As the final fans left a sold-out Alumni Gym following Elon University’s 84-74 loss to No. 15 University of Massachusetts on Jan. 18, many held their heads high.
The Phoenix was coming off a historic 87-85 overtime win at Davidson College on Jan. 16 and held its ground a Top 20 team, the first ranked opponent that had ever visited Elon.
When asked about where the team is as a whole, senior forward Lucas Troutman gathered his thoughts about the historic week for the program and was able to put it all into perspective.
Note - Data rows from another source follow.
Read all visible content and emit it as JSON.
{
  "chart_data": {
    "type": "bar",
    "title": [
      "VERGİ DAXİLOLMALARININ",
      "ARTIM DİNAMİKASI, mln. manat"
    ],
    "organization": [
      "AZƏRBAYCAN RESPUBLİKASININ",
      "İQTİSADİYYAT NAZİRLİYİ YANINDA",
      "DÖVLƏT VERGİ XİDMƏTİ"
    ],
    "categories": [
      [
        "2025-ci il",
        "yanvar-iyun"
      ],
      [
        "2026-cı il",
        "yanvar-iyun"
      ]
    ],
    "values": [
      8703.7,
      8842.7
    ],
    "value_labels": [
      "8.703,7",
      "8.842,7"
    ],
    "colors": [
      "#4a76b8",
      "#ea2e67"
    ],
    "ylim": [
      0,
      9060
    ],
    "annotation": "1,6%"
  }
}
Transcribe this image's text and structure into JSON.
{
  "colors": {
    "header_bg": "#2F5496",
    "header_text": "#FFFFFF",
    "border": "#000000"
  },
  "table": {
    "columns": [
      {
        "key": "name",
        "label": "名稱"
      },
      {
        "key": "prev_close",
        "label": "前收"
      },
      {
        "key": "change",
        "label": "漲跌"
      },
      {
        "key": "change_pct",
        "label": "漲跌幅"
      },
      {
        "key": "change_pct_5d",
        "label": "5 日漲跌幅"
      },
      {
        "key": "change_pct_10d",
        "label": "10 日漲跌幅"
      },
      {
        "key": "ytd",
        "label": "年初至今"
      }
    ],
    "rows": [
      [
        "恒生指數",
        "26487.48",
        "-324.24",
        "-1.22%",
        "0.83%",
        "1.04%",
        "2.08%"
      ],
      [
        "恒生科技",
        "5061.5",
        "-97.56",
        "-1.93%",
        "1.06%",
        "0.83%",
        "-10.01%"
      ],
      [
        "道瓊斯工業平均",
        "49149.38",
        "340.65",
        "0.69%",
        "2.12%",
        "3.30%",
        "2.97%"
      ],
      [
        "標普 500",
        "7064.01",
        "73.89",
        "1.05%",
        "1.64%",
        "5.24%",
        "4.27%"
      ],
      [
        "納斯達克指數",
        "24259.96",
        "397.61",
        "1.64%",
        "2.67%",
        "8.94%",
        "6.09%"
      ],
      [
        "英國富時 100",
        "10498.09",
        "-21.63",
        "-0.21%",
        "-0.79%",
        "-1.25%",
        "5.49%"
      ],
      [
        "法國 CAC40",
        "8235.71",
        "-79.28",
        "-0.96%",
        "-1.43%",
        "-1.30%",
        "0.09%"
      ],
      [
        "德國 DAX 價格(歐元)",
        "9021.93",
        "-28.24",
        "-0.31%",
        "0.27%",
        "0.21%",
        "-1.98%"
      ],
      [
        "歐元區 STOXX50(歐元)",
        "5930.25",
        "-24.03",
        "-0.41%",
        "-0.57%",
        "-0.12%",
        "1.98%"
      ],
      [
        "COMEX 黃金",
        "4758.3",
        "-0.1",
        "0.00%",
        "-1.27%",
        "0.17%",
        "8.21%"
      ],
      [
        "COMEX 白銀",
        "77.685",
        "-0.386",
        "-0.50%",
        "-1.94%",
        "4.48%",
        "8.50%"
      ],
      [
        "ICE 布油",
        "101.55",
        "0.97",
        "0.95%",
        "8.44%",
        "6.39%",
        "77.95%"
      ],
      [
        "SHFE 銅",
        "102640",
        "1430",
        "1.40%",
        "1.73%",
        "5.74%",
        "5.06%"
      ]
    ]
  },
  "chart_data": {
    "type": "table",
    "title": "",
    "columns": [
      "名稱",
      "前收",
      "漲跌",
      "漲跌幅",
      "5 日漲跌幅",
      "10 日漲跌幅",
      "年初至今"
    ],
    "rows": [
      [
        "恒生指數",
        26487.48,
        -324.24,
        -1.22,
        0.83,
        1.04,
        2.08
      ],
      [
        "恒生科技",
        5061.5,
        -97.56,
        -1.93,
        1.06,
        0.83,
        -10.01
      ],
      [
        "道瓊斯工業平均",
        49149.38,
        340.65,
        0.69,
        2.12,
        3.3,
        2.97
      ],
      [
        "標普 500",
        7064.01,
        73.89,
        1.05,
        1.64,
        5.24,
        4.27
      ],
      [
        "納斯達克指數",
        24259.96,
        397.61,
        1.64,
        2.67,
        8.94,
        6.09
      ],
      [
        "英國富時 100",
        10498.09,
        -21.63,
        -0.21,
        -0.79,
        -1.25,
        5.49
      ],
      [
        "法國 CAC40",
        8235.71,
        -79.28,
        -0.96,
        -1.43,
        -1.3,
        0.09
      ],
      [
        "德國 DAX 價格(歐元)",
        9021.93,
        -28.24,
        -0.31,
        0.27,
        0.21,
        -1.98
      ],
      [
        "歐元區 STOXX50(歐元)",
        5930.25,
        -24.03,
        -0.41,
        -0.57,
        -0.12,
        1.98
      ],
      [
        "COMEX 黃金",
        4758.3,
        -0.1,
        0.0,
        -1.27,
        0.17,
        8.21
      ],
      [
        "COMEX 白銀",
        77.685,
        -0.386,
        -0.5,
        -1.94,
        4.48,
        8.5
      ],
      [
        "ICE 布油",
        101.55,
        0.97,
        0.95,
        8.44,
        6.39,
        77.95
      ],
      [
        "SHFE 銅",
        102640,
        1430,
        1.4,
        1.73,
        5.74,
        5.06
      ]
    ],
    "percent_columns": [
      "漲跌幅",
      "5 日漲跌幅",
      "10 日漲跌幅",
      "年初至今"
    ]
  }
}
“We’re not content with where we’re at,” Troutman said. “We still want to get better. But we’ve made drastic improvements to where we were starting to where we are at now,” he said. “Defensively and offensively, we’ve struggled moving. Now, we’re getting to the basket, getting those scores. Now, we have to bring back the defense too and get those stops, get those steals, and cut out some of those fouls to put us in the game.”
The Phoenix is 10-9 for the season, but 3-1 where it matters – in the Southern Conference. From here on out, there’s nothing but conference games on the schedule. All of those lead up to the SoCon Tournament in Asheville which will take place March 7-10.
The win over Davidson was a massive step forward in the SoCon. The Phoenix made a statement to the entire league by coming back from a 14-point deficit with less than five minutes left to not only force overtime but hang on and win in a hostile environment. In doing so, Elon ended Davidson’s 23-game home SoCon winning streak and posted a win inside Belk Arena for the first time in 10 games.
“The hard thing is now we have to go and focus one game at a time,” senior guard Jack Isenbarger said after beating Davidson. “It’s easy to get excited. It’s going to be a fight every time you play a conference game.”
The Phoenix will have to go through Davidson at least one more time — a March 1 tilt in Alumni Gym — before the season wraps. But the Wildcats aren’t the only opponent that Elon has to worry about in the SoCon.
Next on the slate is a Jan. 23 matchup on the road with the University of Tennessee at Chattanooga. The Mocs currently sit atop the league standings with a mark of 6-0. Also approaching are challenging road tests at Samford University and University of North Carolina at Greensboro. Western Carolina University, which beat Elon on Jan. 4, pays a visit to Alumni Gym, as does Wofford College, Samford and Davidson.
“Conference play is unpredictable,” senior guard Sebastian Koch said. “Anything can happen. Every team is good.”
Elon coach Matt Matheny said he was concerned about the mindset of his team following the monumental Davidson win. The Phoenix had nationally-ranked UMass coming in to Alumni Gym less than 48 hours later, and had just exhausted nearly every bit of energy to eke out the overtime win.
“I worry about everything,” Matheny said. “Coming off of that victory, I was concerned going into Friday’s practice that there’d be too much giddiness and not enough preparation. I thought our guys prepared pretty well. I did not see signs of fatigue. I thought our guys played really hard.”
Elon started the UMass game in a hole, 7-0, after an alley-oop in the opening seconds sparked some Minutemen momentum. But the Phoenix did not give in, cutting the deficit to as few as seven points multiple times in the final minutes.
“You just have to stay focused,” Koch said after the game. “We came back and made it a close game. We want to be a team that punches the other team in the mouth, and today we got punched.”
Elon has come a long way since dropping 114 points on Division III Washington & Lee University to open the season in November. Through setbacks to teams like Canisius College and Division II Metro State University, Matheny has said that the team is still growing and taking things one day at a time.
Big-name opponents the Phoenix has faced this year include No. 21 University of Colorado, Georgetown University, No. 7 Duke University and now No. 15 UMass. Elon lost all four of those games, but Troutman acknowledged that there’s more than just winning and losing when you play teams like that.
“We went into those games to accomplish something and that was to get better,” Troutman said. “That was to make ourselves better for conference play which is what matters. It’s great playing those big teams, but even though we weren’t able to pull anything out, we were able to pull stuff out of it. That’s going to help us with the conference and help us in the next couple years.”
With preseason aspirations of winning the SoCon and reaching the NCAA Tournament in mind, taking something out of each game is vital to Elon’s success. Whether it’s perfecting the motion offense or getting that one extra loose ball, the Phoenix hopes every improvement will show down the road in March.